Simplification is Survival

Remember less is more. When we have simple systems, motivation improves, errors fall and productivity increases. Simple systems also allow us to “fail fast”. In times of uncertainty we will make lots of mistakes. These only become learning opportunities if we fail fast.

Stop Training and Start Educating

Most companies’ training programs just tick the compliance box and change little. Old behaviors remain. If you understand 10/20/70 and NSF’s model for behavior change, B=M.A.t.H, your future looks bright. Your education programs must focus on providing the skills that will matter most: emotional intelligence, risk-based decision making, critical thinking and problem solving.


When problems and errors occur, so many companies focus on the immediate correction. The “Band-Aid companies” who allow high levels of repeat errors and mistakes won’t be around for much longer. The focus must be on prevention, not reaction, by designing out errors and mistakes in the first place and by brutally simplifying everything.

Change Management: Fast and Effecient

Unless your change management system can review and approve changes in less than an hour, you are going to be in trouble.

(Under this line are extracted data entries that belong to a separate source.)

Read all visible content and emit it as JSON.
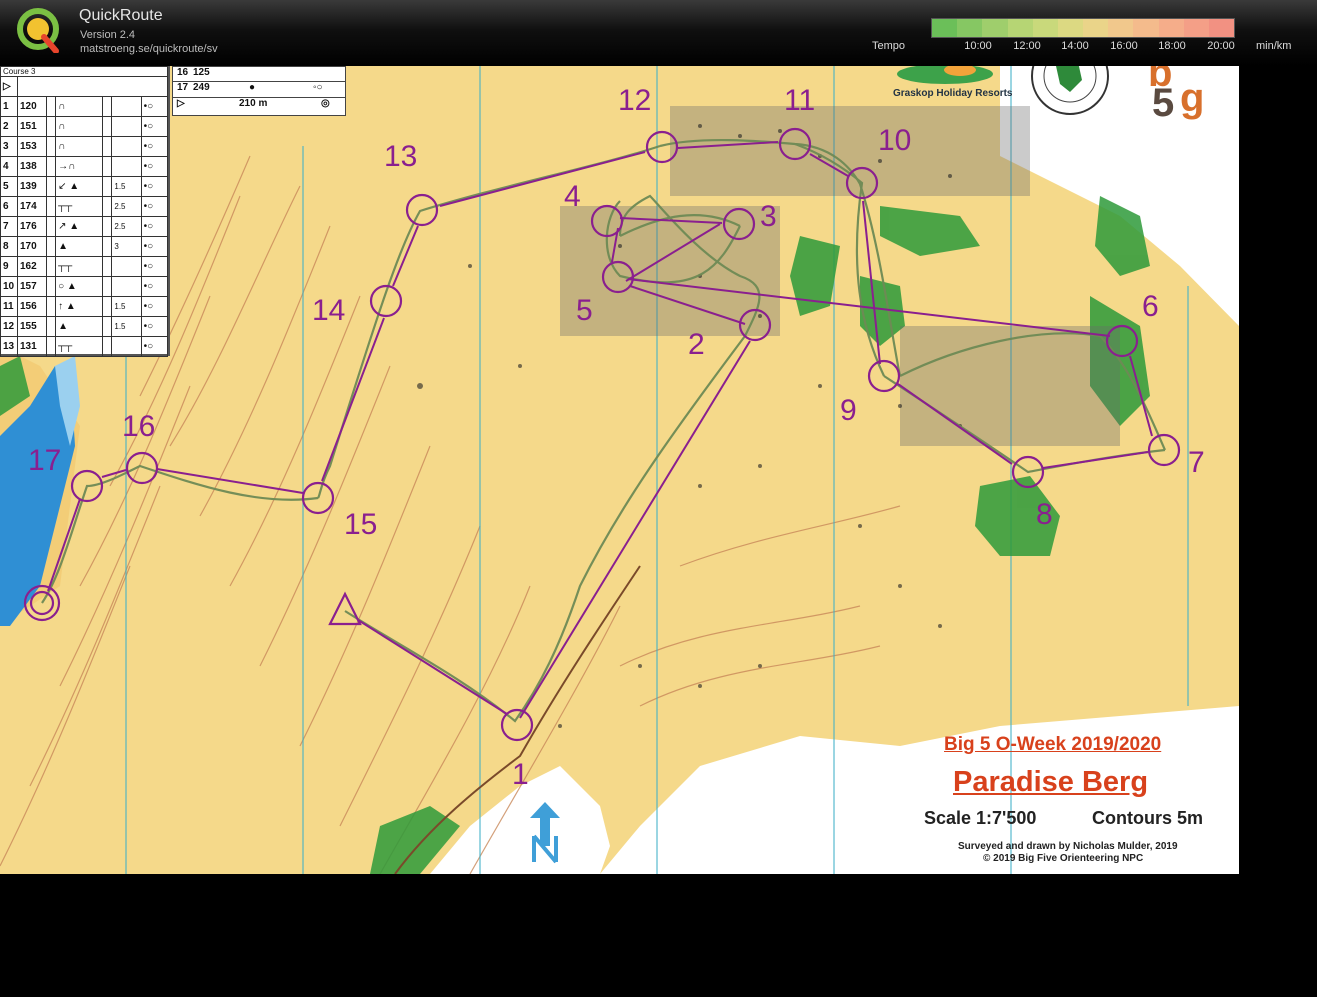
{
  "app": {
    "title": "QuickRoute",
    "version": "Version 2.4",
    "url": "matstroeng.se/quickroute/sv"
  },
  "tempo": {
    "label": "Tempo",
    "ticks": [
      "10:00",
      "12:00",
      "14:00",
      "16:00",
      "18:00",
      "20:00"
    ],
    "unit": "min/km",
    "colors": [
      "#6bbf59",
      "#86c763",
      "#9fce6c",
      "#b6d574",
      "#c9d97b",
      "#dcd982",
      "#ead489",
      "#f1c88c",
      "#f4bb8c",
      "#f5ad8a",
      "#f49f87",
      "#f29182"
    ]
  },
  "colors": {
    "course": "#8a1f8f",
    "route": "#6e8a55",
    "water": "#2f8fd4",
    "vegetation": "#2e9a3a",
    "title_orange": "#d8411c"
  },
  "legend": {
    "header": "Course 3",
    "rows": [
      {
        "n": "1",
        "code": "120"
      },
      {
        "n": "2",
        "code": "151"
      },
      {
        "n": "3",
        "code": "153"
      },
      {
        "n": "4",
        "code": "138"
      },
      {
        "n": "5",
        "code": "139",
        "dim": "1.5"
      },
      {
        "n": "6",
        "code": "174",
        "dim": "2.5"
      },
      {
        "n": "7",
        "code": "176",
        "dim": "2.5"
      },
      {
        "n": "8",
        "code": "170",
        "dim": "3"
      },
      {
        "n": "9",
        "code": "162"
      },
      {
        "n": "10",
        "code": "157"
      },
      {
        "n": "11",
        "code": "156",
        "dim": "1.5"
      },
      {
        "n": "12",
        "code": "155",
        "dim": "1.5"
      },
      {
        "n": "13",
        "code": "131"
      }
    ],
    "extra": [
      {
        "n": "16",
        "code": "125"
      },
      {
        "n": "17",
        "code": "249"
      }
    ],
    "finish": "210 m"
  },
  "map": {
    "sponsor": "Graskop Holiday Resorts",
    "event_title": "Big 5 O-Week 2019/2020",
    "map_name": "Paradise Berg",
    "scale": "Scale 1:7'500",
    "contours": "Contours 5m",
    "credit1": "Surveyed and drawn by Nicholas Mulder, 2019",
    "credit2": "© 2019 Big Five Orienteering NPC",
    "controls": [
      "1",
      "2",
      "3",
      "4",
      "5",
      "6",
      "7",
      "8",
      "9",
      "10",
      "11",
      "12",
      "13",
      "14",
      "15",
      "16",
      "17"
    ]
  }
}
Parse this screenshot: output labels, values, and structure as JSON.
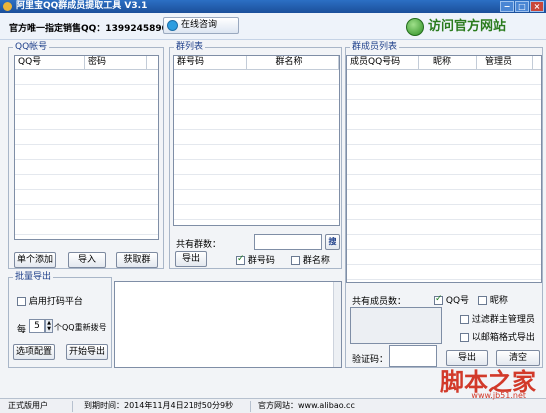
{
  "window": {
    "title": "阿里宝QQ群成员提取工具 V3.1",
    "controls": [
      "−",
      "□",
      "×"
    ]
  },
  "toolbar": {
    "sales_text": "官方唯一指定销售QQ：1399245890",
    "consult_label": "在线咨询",
    "visit_label": "访问官方网站"
  },
  "qq_account": {
    "group_title": "QQ帐号",
    "columns": [
      "QQ号",
      "密码"
    ],
    "buttons": {
      "add_single": "单个添加",
      "import": "导入",
      "get_groups": "获取群"
    }
  },
  "group_list": {
    "group_title": "群列表",
    "columns": [
      "群号码",
      "群名称"
    ],
    "total_label": "共有群数：",
    "search_icon": "搜",
    "export_label": "导出",
    "check_number": "群号码",
    "check_name": "群名称",
    "check_number_checked": true,
    "check_name_checked": false
  },
  "member_list": {
    "group_title": "群成员列表",
    "columns": [
      "成员QQ号码",
      "昵称",
      "管理员"
    ],
    "total_label": "共有成员数：",
    "check_qq": "QQ号",
    "check_nick": "昵称",
    "check_qq_checked": true,
    "check_nick_checked": false,
    "filter_admin": "过滤群主管理员",
    "mailbox_export": "以邮箱格式导出",
    "captcha_label": "验证码：",
    "export_label": "导出",
    "clear_label": "清空"
  },
  "batch_export": {
    "group_title": "批量导出",
    "captcha_platform": "启用打码平台",
    "every_label": "每",
    "every_value": "5",
    "every_suffix": "个QQ重新拨号",
    "options_label": "选项配置",
    "start_label": "开始导出"
  },
  "status": {
    "user_type": "正式版用户",
    "expiry": "到期时间：2014年11月4日21时50分9秒",
    "website": "官方网站：www.alibao.cc"
  },
  "watermark": {
    "text": "脚本之家",
    "url": "www.jb51.net"
  }
}
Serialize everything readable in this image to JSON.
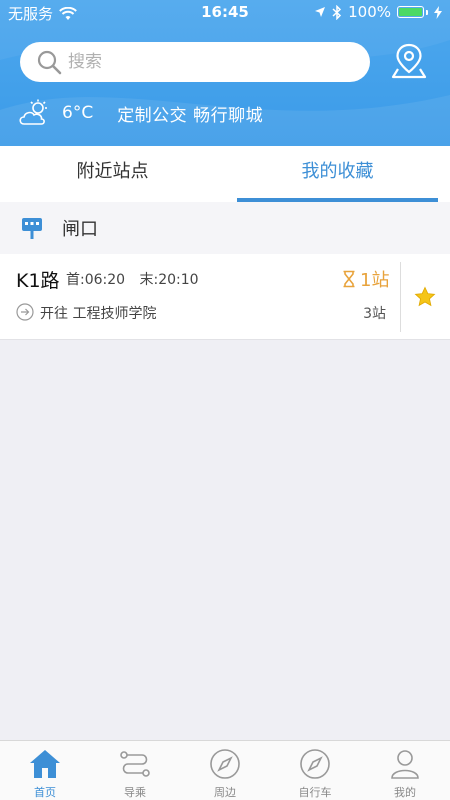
{
  "status_bar": {
    "carrier": "无服务",
    "time": "16:45",
    "battery": "100%"
  },
  "search": {
    "placeholder": "搜索"
  },
  "weather": {
    "temperature": "6°C",
    "slogan": "定制公交 畅行聊城"
  },
  "tabs": [
    {
      "label": "附近站点",
      "active": false
    },
    {
      "label": "我的收藏",
      "active": true
    }
  ],
  "station": {
    "name": "闸口"
  },
  "route": {
    "name": "K1路",
    "first_bus": "首:06:20",
    "last_bus": "末:20:10",
    "direction": "开往 工程技师学院",
    "eta": "1站",
    "stops": "3站"
  },
  "tabbar": [
    {
      "label": "首页",
      "icon": "home-icon",
      "active": true
    },
    {
      "label": "导乘",
      "icon": "route-icon",
      "active": false
    },
    {
      "label": "周边",
      "icon": "compass-icon",
      "active": false
    },
    {
      "label": "自行车",
      "icon": "compass-icon",
      "active": false
    },
    {
      "label": "我的",
      "icon": "user-icon",
      "active": false
    }
  ],
  "colors": {
    "header_blue": "#3b9be8",
    "accent_blue": "#3d8fd6",
    "eta_orange": "#e8a33c",
    "star_yellow": "#f5c518"
  }
}
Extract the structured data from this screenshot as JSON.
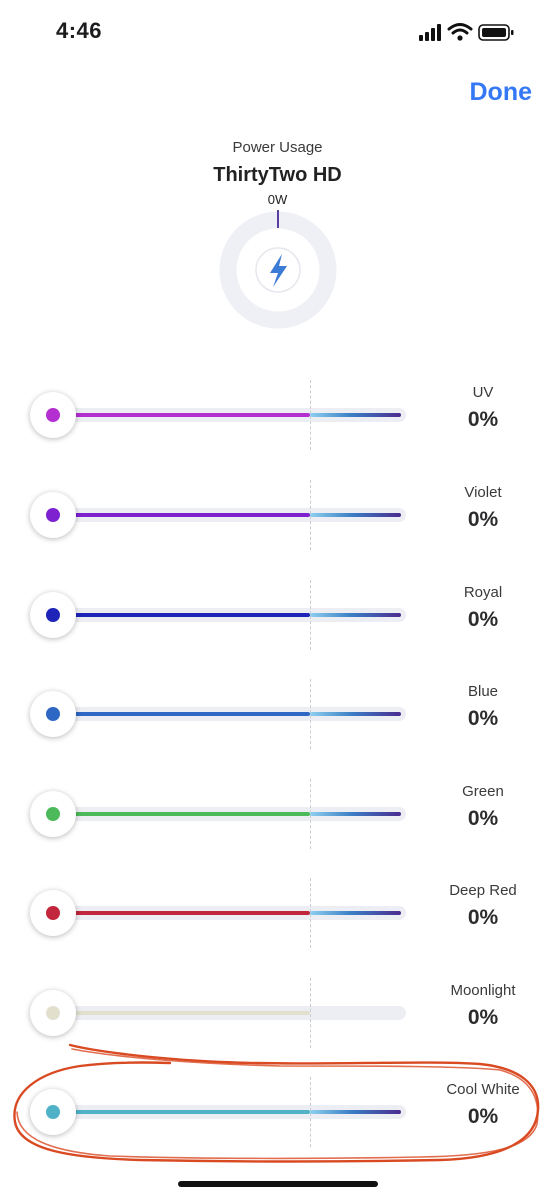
{
  "status_bar": {
    "time": "4:46",
    "icons": [
      "cellular-signal-icon",
      "wifi-icon",
      "battery-icon"
    ]
  },
  "header": {
    "done_label": "Done",
    "accent_color": "#3478f6"
  },
  "power": {
    "label": "Power Usage",
    "device_name": "ThirtyTwo HD",
    "watts": "0W",
    "icon": "lightning-bolt-icon"
  },
  "channels": [
    {
      "name": "UV",
      "value": "0%",
      "color": "#b32fd0"
    },
    {
      "name": "Violet",
      "value": "0%",
      "color": "#7e21cf"
    },
    {
      "name": "Royal",
      "value": "0%",
      "color": "#1e24b8"
    },
    {
      "name": "Blue",
      "value": "0%",
      "color": "#2f68c4"
    },
    {
      "name": "Green",
      "value": "0%",
      "color": "#4cb95b"
    },
    {
      "name": "Deep Red",
      "value": "0%",
      "color": "#c1263c"
    },
    {
      "name": "Moonlight",
      "value": "0%",
      "color": "#e2e0cd"
    },
    {
      "name": "Cool White",
      "value": "0%",
      "color": "#4fb2c6"
    }
  ],
  "annotation": {
    "color": "#d94a22",
    "highlights": "Cool White"
  }
}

In this turbulent world agility is key. Your change management system must be quick (otherwise it won’t be used) and only approve changes that add value and reject the rest (usually 80 percent!).

Collaborate Like Never Before

I leave the most important and hardest to last. We will not meet future healthcare needs unless we all collaborate – regulators, industry, payers and patient groups. The latter have been ignored for too long. Unless we collaborate, we won’t make it.

We still come across people and companies who are institutionally blind. They seem totally unaware and ill prepared for what is coming. Is it arrogance or ignorance? Who knows? For me it all boils down to simple economics.

If we as an industry fail to rise to the healthcare challenge, the results are likely to be soaring, unsustainable and a burden on us all.